Survival Analysis: Pseudo Observation Vs Stratified Cox Regression. Which one is better?

I've been looking into the Cox Regression method for Survival Analysis in Churn Prediction. Cox regression will allow us to determine the probability that a subscriber will unsubscribe after a time $t$, defined by the hazard rate:

$$ h(t \lvert X_i ) = h_0(t)exp\big( \boldsymbol{\beta} ^T\boldsymbol{X}_{i} \big) $$

Where

• $h_0(t)$: Baseline Hazard is a prior Probability that any customer churns at time t when all influencing factors are 0.

• $\boldsymbol{\beta} \in \mathbb{R}^D$: Exponent of each Coefficient gives us a Hazard ratio. These should be constant w.r.t time (proportionality assumption).

• $\boldsymbol{X}\in \mathbb{R}^{N\times D}$: Set of $N$ sample customers

Problem: Proportionality Hazard Assumption: Cox regression makes an assumption that the Hazard Ratios should remain constant through time $t$. For example, for a covariate $X_1$ = "gender", say $\beta_1=1.8$. In english, it means male subscribers tend to leave the service $80\%$ more than females after a time $t$. However, this $80\%$ should hold for any time $t$.

This is usually an unreasonable constrain for many variables. But there are other methods that can incorporate variables that don’t follow the proportional hazards assumption.

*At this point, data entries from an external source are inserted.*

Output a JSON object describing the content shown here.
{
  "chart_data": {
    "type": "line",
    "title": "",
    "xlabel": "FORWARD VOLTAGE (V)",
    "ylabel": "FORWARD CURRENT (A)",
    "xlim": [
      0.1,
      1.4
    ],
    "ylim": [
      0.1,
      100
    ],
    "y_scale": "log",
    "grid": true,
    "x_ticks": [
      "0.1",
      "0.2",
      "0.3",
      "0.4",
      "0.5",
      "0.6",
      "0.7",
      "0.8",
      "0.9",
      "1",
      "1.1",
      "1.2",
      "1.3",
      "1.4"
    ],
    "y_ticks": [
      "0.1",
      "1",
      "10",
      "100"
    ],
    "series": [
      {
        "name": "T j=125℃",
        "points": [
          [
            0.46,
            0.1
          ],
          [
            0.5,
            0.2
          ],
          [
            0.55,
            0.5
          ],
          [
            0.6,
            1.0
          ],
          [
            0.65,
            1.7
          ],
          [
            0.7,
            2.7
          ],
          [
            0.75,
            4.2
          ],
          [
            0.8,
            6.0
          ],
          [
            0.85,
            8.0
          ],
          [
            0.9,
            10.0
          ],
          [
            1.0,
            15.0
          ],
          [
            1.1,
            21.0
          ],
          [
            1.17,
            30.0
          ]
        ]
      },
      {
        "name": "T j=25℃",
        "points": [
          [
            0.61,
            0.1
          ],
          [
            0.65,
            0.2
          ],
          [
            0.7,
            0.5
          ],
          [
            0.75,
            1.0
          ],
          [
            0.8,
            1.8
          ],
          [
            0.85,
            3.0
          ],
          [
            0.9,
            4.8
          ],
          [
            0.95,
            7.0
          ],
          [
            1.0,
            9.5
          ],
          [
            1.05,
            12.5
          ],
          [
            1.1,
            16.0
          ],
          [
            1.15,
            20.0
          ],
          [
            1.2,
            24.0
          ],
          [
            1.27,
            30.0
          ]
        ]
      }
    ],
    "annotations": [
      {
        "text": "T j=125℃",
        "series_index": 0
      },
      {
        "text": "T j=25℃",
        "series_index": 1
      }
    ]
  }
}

• stratified cox regression
• pseudo-observations
• cox regression with time-dependent covariates

I was just reading up on stratified cox regression. The only apparent downside here is:

• The variables that are stratified need to be converted into categorical variables
• The stratified categorical variables should not have too many degrees of freedom. This will lead to a LARGE number of models whose parameters need to be estimated.

Question: Is pseudo-observations similar? Does it have less/more rigid constraints? Even so, how is it's performance considering I have copious amounts of data?